Maxis 9MFY17 earnings surpasses expectations on strong results
KUCHING: Maxis Bhd’s (Maxis) first nine months of financial year 2017 ( 9MFY17) earnings have either surpassed or met analysts expectations, on stronger-than-expected results.
As per the group’s filing on Bursa Malaysia, Maxis’ normalised profit for year to date (YTD) 2017 amounted to RM1.56 billion, up nine per cent from the corresponding period of the previous year.
Maxis’ 9MFY17 normalised net profit thus came in above AmInvestment Bank Bhd’s ( AmInvestment Bank) expectations, accounting for 83 per cent of the research firm’s earlier FY17F earnings and 80 per cent of consensus.
“The stronger-than-expected results is partly due to the absence of any impact from the expected loss of data roaming revenues due to the termination of Maxis’ 3G radio access network arrangement with U Mobile Sdn Bhd in stages over an 18-month period ending on December 27, 2018.
“Management now indicates that the impact will only be felt in FY18F,” AmInvestment Bank said.
As for the research arm of MIDF Amanah Investment Bank Bhd (MIDF Research), the group’s financial performance was inline with its and consensus’ expectations, accounting for 79 per cent and 80 per cent of FY17 full year earnings estimates respectively.

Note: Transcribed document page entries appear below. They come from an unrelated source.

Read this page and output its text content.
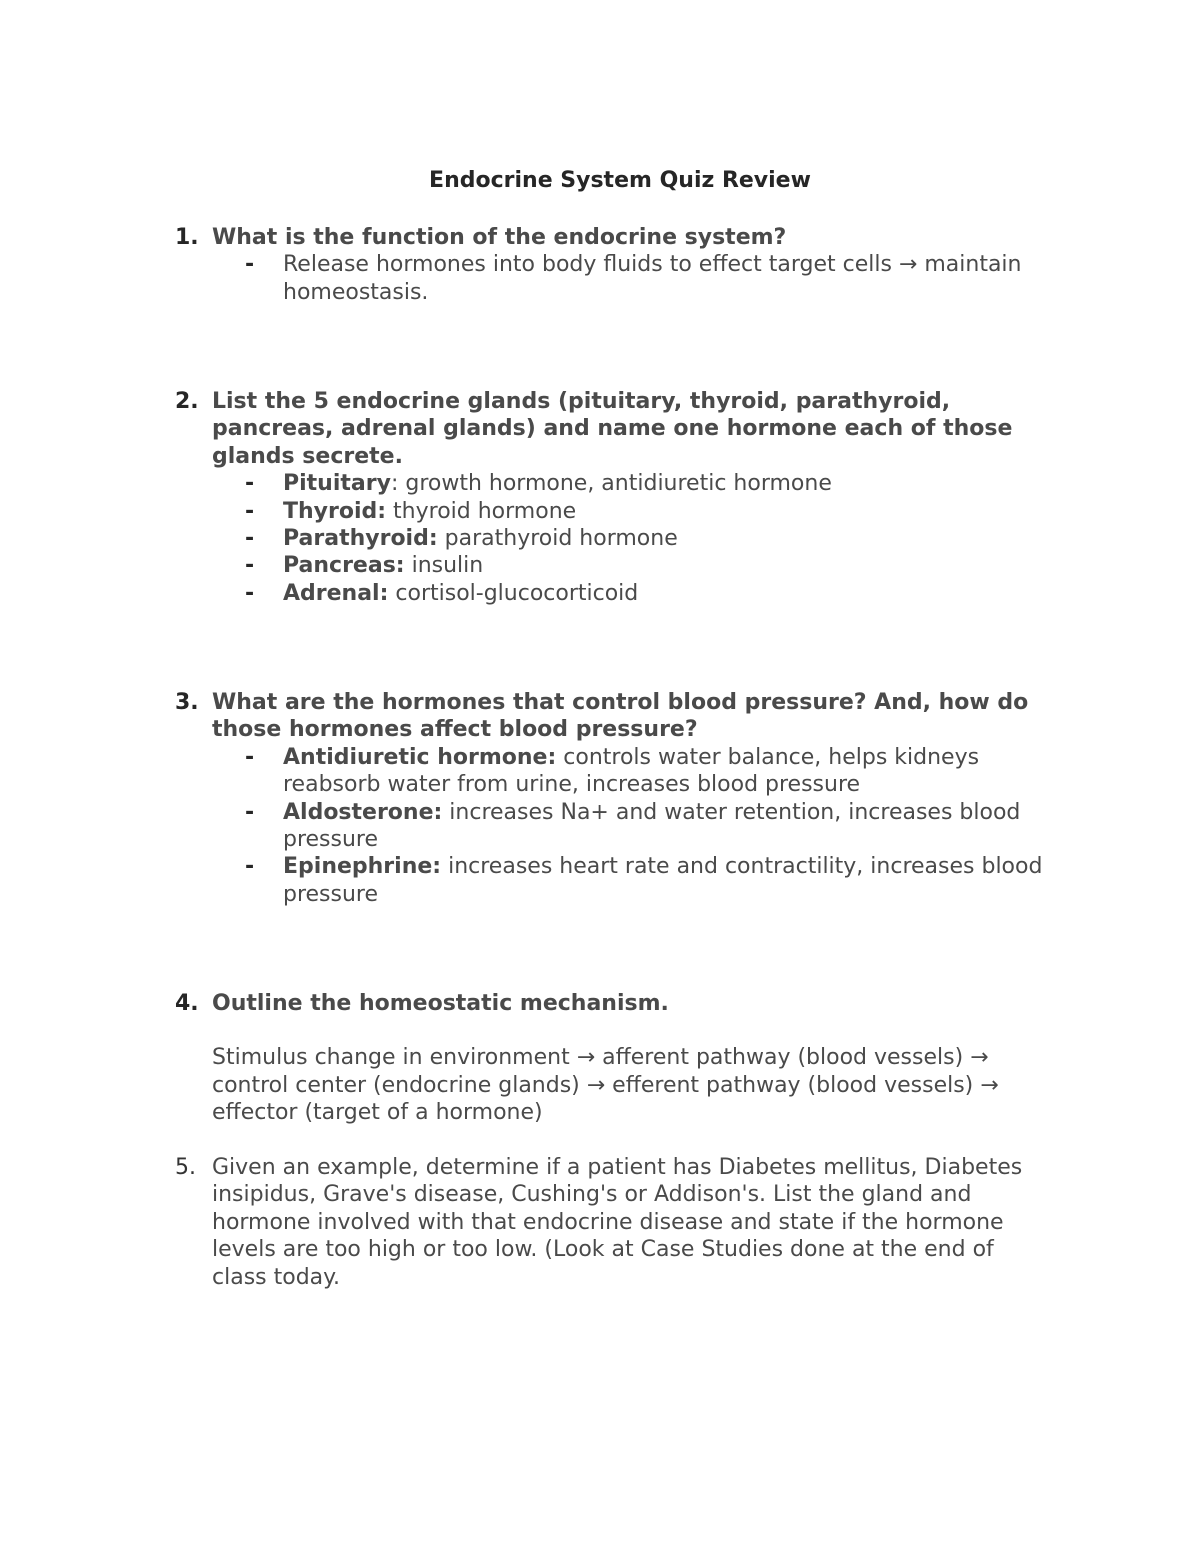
Endocrine System Quiz Review
1. What is the function of the endocrine system?
-	Release hormones into body fluids to effect target cells → maintain homeostasis.
2. List the 5 endocrine glands (pituitary, thyroid, parathyroid, pancreas, adrenal glands) and name one hormone each of those glands secrete.
-	Pituitary: growth hormone, antidiuretic hormone
-	Thyroid: thyroid hormone
-	Parathyroid: parathyroid hormone
-	Pancreas: insulin
-	Adrenal: cortisol-glucocorticoid
3. What are the hormones that control blood pressure? And, how do those hormones affect blood pressure?
-	Antidiuretic hormone: controls water balance, helps kidneys reabsorb water from urine, increases blood pressure
-	Aldosterone: increases Na+ and water retention, increases blood pressure
-	Epinephrine: increases heart rate and contractility, increases blood pressure
4. Outline the homeostatic mechanism.
Stimulus change in environment → afferent pathway (blood vessels) → control center (endocrine glands) → efferent pathway (blood vessels) → effector (target of a hormone)
5. Given an example, determine if a patient has Diabetes mellitus, Diabetes insipidus, Grave's disease, Cushing's or Addison's. List the gland and hormone involved with that endocrine disease and state if the hormone levels are too high or too low. (Look at Case Studies done at the end of class today.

On dividends, AmInvestment Bank’s noted that Maxis’ 9MFY17 dividend of 15sen per share was within market expectations and management’s payout policy of 75 per cent.
It also came in within MIDF Research’s and consensus expectations, accounting for both 75 per cent of FY17 full year dividend of 20sen per share.
A m I nve s t m e n t Bank highlighted that management maintained its guidance for a FY17F flat service revenue and normalised earnings before interest, tax, depreciation and amortisation (EBITDA).
With a flat capital expenditure ( capex) guidance as well, the research firm retained its capex assumption of 14 per cent of service revenue, even though Maxis’ 9MFY17 capital expenditure of RM647 million (10 per cent of service revenue) was lower by 13 per cent year on year (y-o-y), on expectations of higher rollouts towards the year-end.
On a more specific note, MIDF Research expected the prepaid subscriber base to decline at a slower pace following the reinvigoration of the mobile internet passes towards the end of the third quarter of 2017 (3Q17).
MIDF Researsch noted that the revamped MaxisONE plan, which offer better value proposition, has continues to show good traction as the postpaid subscriber base continues to increase steadily.
This, however, negatively impact the postpaid average revenue per user (ARPU) as the research arm viewed that the postpaid subscribers will be inclined to sign-up the entry level postpaid plan.
“On the contrary, prepaid ARPU continue to grow at a steady pace as Hotlink Fast subscribers increase their data usage.
“Nonetheless, due to intense competition, the prepaid subscriber base continues to dwindle,” it said.
In the second half of FY17 (2HFY17), MIDF Research viewed that it would be difficult for Maxis to grow the prepaid revenue as the research arm expected Webe to disrupt the prepaid market.
Meanwhile, the research arm expected Maxis’ dividend yield to remain below four per cent to meet the group’s capital commitment and prepare for the upcoming spectrum reallocation exercise.